ASUP, while explaining reasons for its displeasure and disappointment with the current list, said it based its position on the personalities of the appointees, saying they are not a true reflection of the caliber of personnel the polytechnic education in the country really needed.
The group said that it had been demanding for years that only persons who have requisite knowledge of the working system of the polytechnic subsector should be appointed as governing council members for polytechnics.
According to the group, such persons could be former Rectors and other Principal Officers from the sector, former chief executives and staff of the polytechnic regulatory body, retired and serving Chief Lecturers, and other staff from the subsector, noting that such types of people abound in the country.

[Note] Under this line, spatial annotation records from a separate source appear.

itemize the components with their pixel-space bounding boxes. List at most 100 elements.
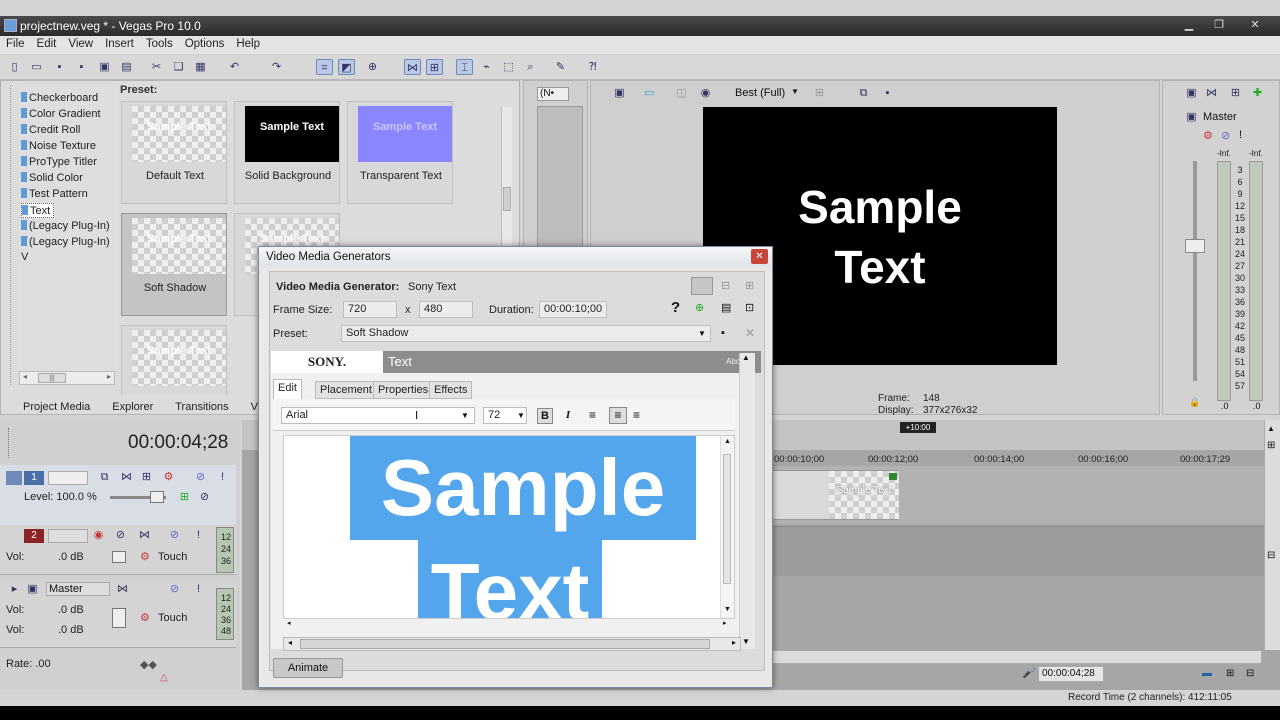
tab-transitions[interactable]: Transitions xyxy=(175,401,228,413)
tab-edit[interactable]: Edit xyxy=(273,379,302,400)
preview-device-icon[interactable]: ▭ xyxy=(641,85,658,101)
help-icon[interactable]: ? xyxy=(671,299,680,316)
frame-height-input[interactable]: 480 xyxy=(419,301,473,318)
trimmer-select[interactable]: (N• xyxy=(537,87,569,101)
master-vol-slider[interactable] xyxy=(112,608,126,628)
zoom-tool-icon[interactable]: ⌕ xyxy=(522,59,539,75)
master-mute-icon[interactable]: ⊘ xyxy=(166,581,183,597)
paste-icon[interactable]: ▦ xyxy=(192,59,209,75)
generator-item[interactable]: Credit Roll xyxy=(21,123,80,138)
dialog-close-icon[interactable]: ✕ xyxy=(751,249,768,264)
preview-fx-icon[interactable]: ◉ xyxy=(697,85,714,101)
list-hscrollbar[interactable]: ◂ ||| ▸ xyxy=(19,371,115,385)
master-track-name[interactable]: Master xyxy=(46,582,110,596)
font-select[interactable]: Arial xyxy=(281,407,475,424)
save-icon[interactable]: ▪ xyxy=(51,59,68,75)
chevron-down-icon[interactable]: ▼ xyxy=(791,87,799,96)
save-preset-button-icon[interactable]: ▪ xyxy=(721,327,725,339)
menu-edit[interactable]: Edit xyxy=(31,36,63,50)
envelope-tool-icon[interactable]: ⌁ xyxy=(478,59,495,75)
preset-tile[interactable]: Sample Text Transparent Text xyxy=(347,101,453,204)
mixer-add-icon[interactable]: ✚ xyxy=(1249,85,1266,101)
layout-toggle-icon[interactable] xyxy=(691,277,713,295)
generator-item[interactable]: (Legacy Plug-In) V xyxy=(21,235,117,263)
marker-icon[interactable]: 🎤 xyxy=(1022,666,1036,679)
size-chevron-icon[interactable]: ▼ xyxy=(517,411,525,420)
save-as-icon[interactable]: ▪ xyxy=(73,59,90,75)
level-slider-handle[interactable] xyxy=(150,491,164,503)
copy-snapshot-icon[interactable]: ⧉ xyxy=(855,85,872,101)
audio-automation-mode[interactable]: Touch xyxy=(158,551,187,563)
properties-icon[interactable]: ▤ xyxy=(118,59,135,75)
audio-info-icon[interactable]: ! xyxy=(190,527,207,543)
composite-child-icon[interactable]: ⊞ xyxy=(176,489,193,505)
preset-select[interactable]: Soft Shadow xyxy=(341,325,711,342)
composite-parent-icon[interactable]: ⊘ xyxy=(196,489,213,505)
text-line2[interactable]: Text xyxy=(418,540,602,618)
lock-envelopes-icon[interactable]: ◩ xyxy=(338,59,355,75)
master-fx-chain-icon[interactable]: ⋈ xyxy=(114,581,131,597)
font-chevron-icon[interactable]: ▼ xyxy=(461,411,469,420)
preset-tile-selected[interactable]: Sample Text Soft Shadow xyxy=(121,213,227,316)
scroll-right-icon[interactable]: ▸ xyxy=(732,638,736,647)
event-fx-icon[interactable] xyxy=(889,473,897,480)
preset-tile[interactable]: Sample Text Default Text xyxy=(121,101,227,204)
tab-effects[interactable]: Effects xyxy=(429,381,473,399)
scroll-thumb[interactable] xyxy=(503,187,511,211)
arm-record-icon[interactable]: ◉ xyxy=(90,527,107,543)
normal-edit-tool-icon[interactable]: ⌶ xyxy=(456,59,473,75)
copy-icon[interactable]: ❏ xyxy=(170,59,187,75)
collapse-icon[interactable]: ⊟ xyxy=(1246,668,1254,679)
plugin-hscrollbar[interactable]: ◂ ▸ xyxy=(283,637,741,651)
overlays-icon[interactable]: ⊞ xyxy=(811,85,828,101)
text-editor[interactable]: Sample Text ▲ ▼ xyxy=(283,435,735,619)
lock-icon[interactable]: 🔒 xyxy=(1189,397,1200,408)
auto-crossfade-icon[interactable]: ⋈ xyxy=(404,59,421,75)
preset-tile[interactable]: Sample Text xyxy=(121,325,227,395)
scroll-right-icon[interactable]: ▸ xyxy=(723,619,727,627)
save-snapshot-icon[interactable]: ▪ xyxy=(879,85,896,101)
track-info-icon[interactable]: ! xyxy=(214,469,231,485)
scroll-left-icon[interactable]: ◂ xyxy=(288,638,292,647)
align-left-icon[interactable]: ≡ xyxy=(589,408,596,422)
mixer-info-icon[interactable]: ! xyxy=(1239,129,1242,141)
video-track-name-field[interactable] xyxy=(48,471,88,485)
mixer-insert-icon[interactable]: ▣ xyxy=(1183,85,1200,101)
track-solo-icon[interactable]: ⚙ xyxy=(160,469,177,485)
track-fx-icon[interactable]: ⊞ xyxy=(138,469,155,485)
generator-item[interactable]: Checkerboard xyxy=(21,91,98,106)
scroll-down-icon[interactable]: ▼ xyxy=(724,606,731,613)
video-event[interactable]: Sample Text xyxy=(772,470,899,520)
menu-view[interactable]: View xyxy=(62,36,99,50)
new-file-icon[interactable]: ▯ xyxy=(6,59,23,75)
automation-icon[interactable]: ⚙ xyxy=(140,550,150,563)
tab-explorer[interactable]: Explorer xyxy=(112,401,153,413)
selection-length-icon[interactable]: ▬ xyxy=(1202,668,1212,679)
align-right-icon[interactable]: ≡ xyxy=(633,408,640,422)
maximize-icon[interactable]: ❐ xyxy=(1210,18,1228,32)
render-icon[interactable]: ▣ xyxy=(96,59,113,75)
animate-button[interactable]: Animate xyxy=(273,658,343,678)
whats-this-icon[interactable]: ⁈ xyxy=(584,59,601,75)
scroll-left-icon[interactable]: ◂ xyxy=(287,619,291,627)
track-mute-icon[interactable]: ⊘ xyxy=(192,469,209,485)
brush-icon[interactable]: ✎ xyxy=(552,59,569,75)
align-center-icon[interactable]: ≡ xyxy=(609,407,627,424)
audio-fx-icon[interactable]: ⋈ xyxy=(136,527,153,543)
generator-item[interactable]: Test Pattern xyxy=(21,187,88,202)
track-motion-icon[interactable]: ⧉ xyxy=(96,469,113,485)
master-fader-handle[interactable] xyxy=(1185,239,1205,253)
scroll-thumb[interactable] xyxy=(723,454,731,584)
audio-track-name-field[interactable] xyxy=(48,529,88,543)
plugin-vscrollbar[interactable]: ▲ ▼ xyxy=(739,353,755,649)
audio-vol-slider[interactable] xyxy=(112,551,126,563)
generator-item[interactable]: ProType Titler xyxy=(21,155,97,170)
mixer-solo-icon[interactable]: ⚙ xyxy=(1203,129,1213,142)
tab-project-media[interactable]: Project Media xyxy=(23,401,90,413)
mixer-fx-icon[interactable]: ⊞ xyxy=(1227,85,1244,101)
grid-icon[interactable]: ⊞ xyxy=(745,279,754,292)
text-line1[interactable]: Sample xyxy=(350,436,696,540)
bold-button[interactable]: B xyxy=(537,408,553,424)
scroll-down-icon[interactable]: ▼ xyxy=(742,637,750,646)
audio-mute-icon[interactable]: ⊘ xyxy=(166,527,183,543)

ASUP pointed out that the composition of the new councils falls significantly short of those appointed, saying that such action is not only a great disservice to polytechnic education but also totally different from what happened regarding universities and CoEs.
It said, “We are witnesses to the fact that former Executive Secretaries of regulatory bodies, former principal officers, and retired and serving staff and so forth were appointed in the other subsectors; but none was curiously found appointable for the polytechnics.
“We also have the retinue of former Rectors, Chief Lecturers, and other Principal Officers in Nigeria’s Polytechnic System, yet none was found worthy to be appointed.
So, our union views this unwholesome trend as an extension of the age-long discrimination against polytechnics in the country and an attempt to push the sector into deeper crisis.”
The union, therefore, argued that the list for polytechnics as released cannot improve the lot of the polytechnics but rather turn them into playgrounds for businessmen.
“So, our union hereby demands that the list for the polytechnics be reviewed before the inauguration to include the class of persons with requisite knowledge of the workings of Polytechnics.
This, according to the union, will save the sector from the crisis associated with poor governance, which is likely to prevail if the list is not reviewed accordingly.